American employers added 128,000 jobs last month, far above the expected 85,000. In addition, 95,000 more people were hired than initially estimated in August and September. This means that after revisions, monthly nonfarm job gains have averaged 176,000 over the past three months.

These gains were seen in the face of employment declining by 42,000 in the motor vehicles and parts sector due to the recently concluded GM strike. Without the strike activity, manufacturing would have seen a modest increase of 6,000 jobs.

Average hourly earnings for all private nonfarm employees rose by 6 cents to $28.18 for a year-over-year gain of 3%. This is the 15th month in a row that workers have enjoyed year-over-year wage growth at or above 3%, with wages growing faster than the pace of inflation.

There are 4.8 million more Americans working today than before the 2016 presidential election, according to the Congressional Budget Office.

The large upward revisions in the Payroll Survey, a monthly survey sample of 142,000 businesses, was hinted at last month when the Household Survey, which samples 60,000 households per month, showed an employment gain of 391,000 people compared to September’s reported payroll increase of 136,000 (before today’s revision to 180,000). The Household Survey captures people working from home or as independent contractors that the Payroll Survey misses.

But something else might be work here as well, as the national economy continues to adjust to two changes: the Tax Cuts and Jobs Act of 2017, which cut personal and corporate taxes while limiting State and Local Tax (SALT) deductions to $10,000 per filing household; and the ongoing realignment of supply chains due to tariffs and the threat of tariffs on goods from China.

Changes in the federal tax code acted to reduce the implicit federal subsidy for high-tax states, encouraging job-creating capital flows to low-tax states that have resulted in private-sector job growth in the 27 low-tax states, at more than double the rate of their high-tax state counterparts.

Ongoing trade negotiations with the Peoples’ Republic of China may be partly responsible for the slowdown in manufacturing growth in 2019. Structural changes in the broader economy brought on by these factors may result in cumulative employment estimate errors that will eventually result in backward revisions, once the fundamental change in the economy is recognized.

In the case of 2017’s federal tax cut, from December 2017 through September 2019, the 27 low-tax states saw private-sector payrolls increase by 3.90%, more than double the 1.86% growth in the high-tax states.

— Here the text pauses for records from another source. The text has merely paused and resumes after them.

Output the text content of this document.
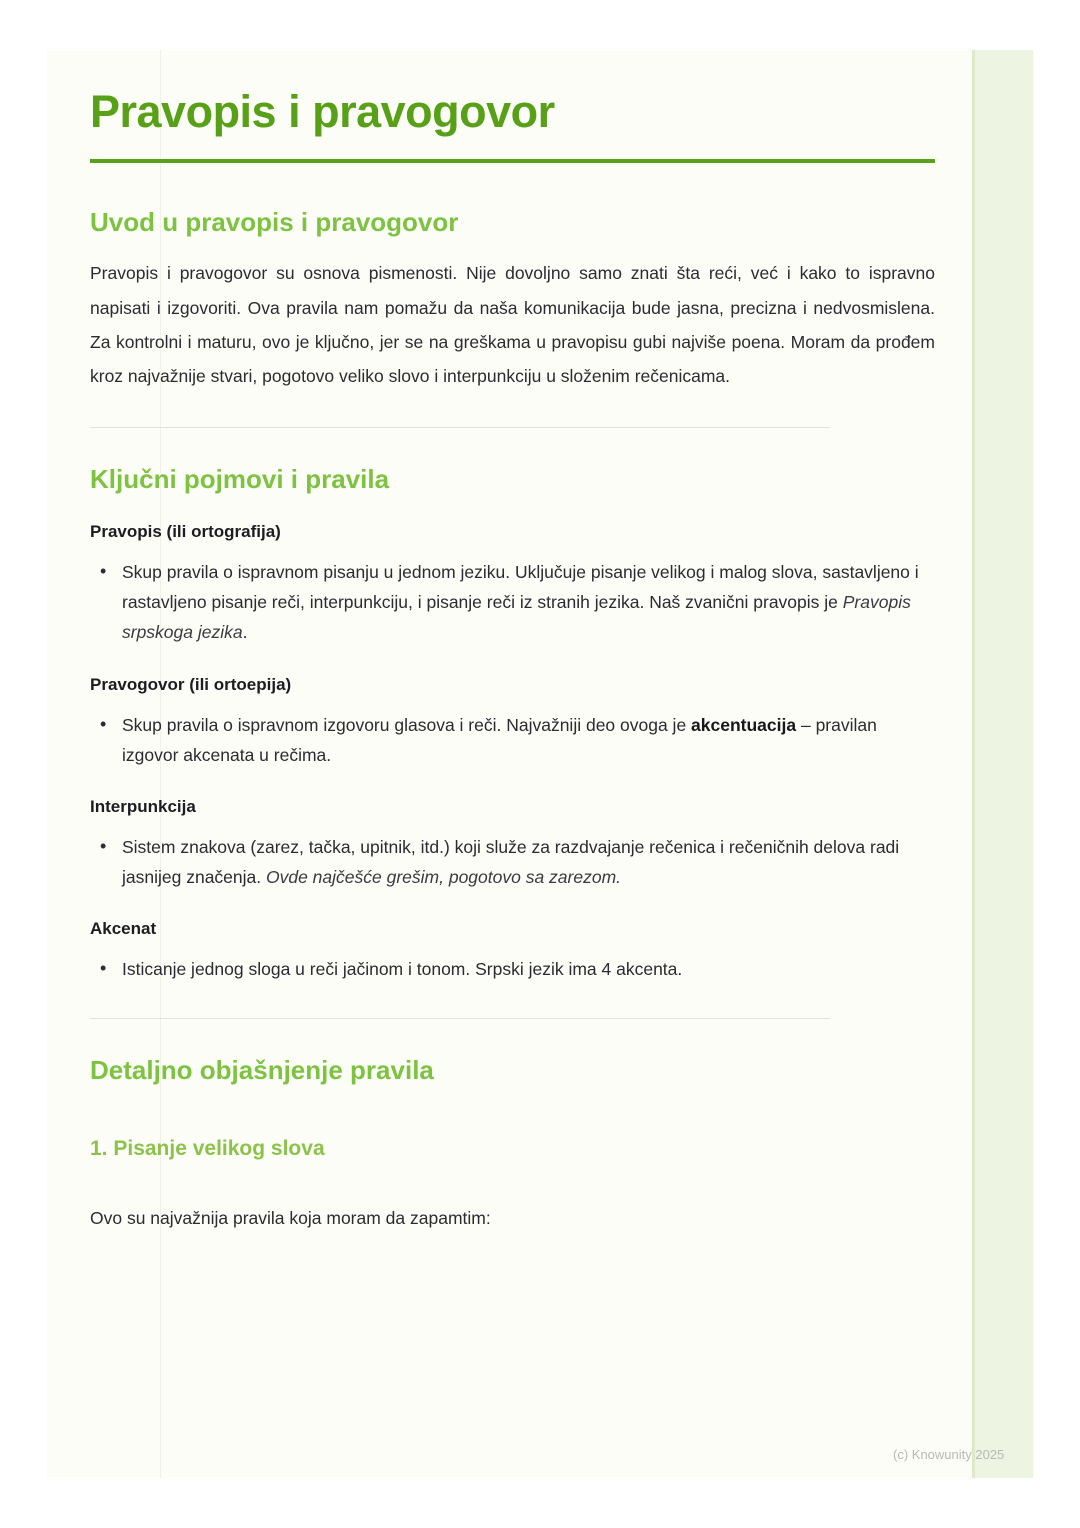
Pravopis i pravogovor
Uvod u pravopis i pravogovor

Pravopis i pravogovor su osnova pismenosti. Nije dovoljno samo znati šta reći, već i kako to ispravno napisati i izgovoriti. Ova pravila nam pomažu da naša komunikacija bude jasna, precizna i nedvosmislena. Za kontrolni i maturu, ovo je ključno, jer se na greškama u pravopisu gubi najviše poena. Moram da prođem kroz najvažnije stvari, pogotovo veliko slovo i interpunkciju u složenim rečenicama.

Ključni pojmovi i pravila
Pravopis (ili ortografija)
• Skup pravila o ispravnom pisanju u jednom jeziku. Uključuje pisanje velikog i malog slova, sastavljeno i rastavljeno pisanje reči, interpunkciju, i pisanje reči iz stranih jezika. Naš zvanični pravopis je Pravopis srpskoga jezika.
Pravogovor (ili ortoepija)
• Skup pravila o ispravnom izgovoru glasova i reči. Najvažniji deo ovoga je akcentuacija – pravilan izgovor akcenata u rečima.
Interpunkcija
• Sistem znakova (zarez, tačka, upitnik, itd.) koji služe za razdvajanje rečenica i rečeničnih delova radi jasnijeg značenja. Ovde najčešće grešim, pogotovo sa zarezom.
Akcenat
• Isticanje jednog sloga u reči jačinom i tonom. Srpski jezik ima 4 akcenta.
Detaljno objašnjenje pravila
1. Pisanje velikog slova

Ovo su najvažnija pravila koja moram da zapamtim:

(c) Knowunity 2025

Some critics of ascribing higher growth in low-tax states to those states’ tax rates, such as Paul Krugman of the New York Times, claim that the warmer weather of the low-tax states or the oil and gas industry in Texas is really the driver. Neither of these factors can fully explain that the six low-tax states adding jobs at the fastest clip since December 2017 are Nevada (negligible oil and gas with a climate that is less appealing than neighboring California); Utah (very small amount of oil and gas); Idaho (no oil and gas and cold weather); Washington (no oil and gas and an infamously rainy climate); Arizona (no oil extraction); and Florida (warm weather, but a tiny amount of oil and gas production).

To test this theory, we can plot the benchmark price of West Texas Intermediate (WTI) crude oil and compare that to the ratio of private-sector jobs created in the low-tax states (of which Texas is the most populous) over the high-tax states on a year-over-year, six-month rolling average. Plotting this (the graphic is at the lead of this article) appears to show some relationship between the price of oil and jobs as Texas weathered the last recession far better than did most states.

But correlation doesn’t necessarily prove causation. Many factors play into employment trends at the state level, with tax rates, regulations, and cost inputs such as land and labor likely playing a greater role in Texas than the price of oil—especially given that Texas’ economy is far more diversified than it was in the 1980s, during a previous oil-bust period.

And, in fact, the apparent linkage between WTI and the large job gains in the low-tax states completely breaks down after the 2017 tax cut, which increased in tax advantage held by the low-tax states over the high-tax states. This fundamental change in the tax law might be affecting the analysis of the national employment numbers, in which case, we may be in for larger employment adjustments in future reports.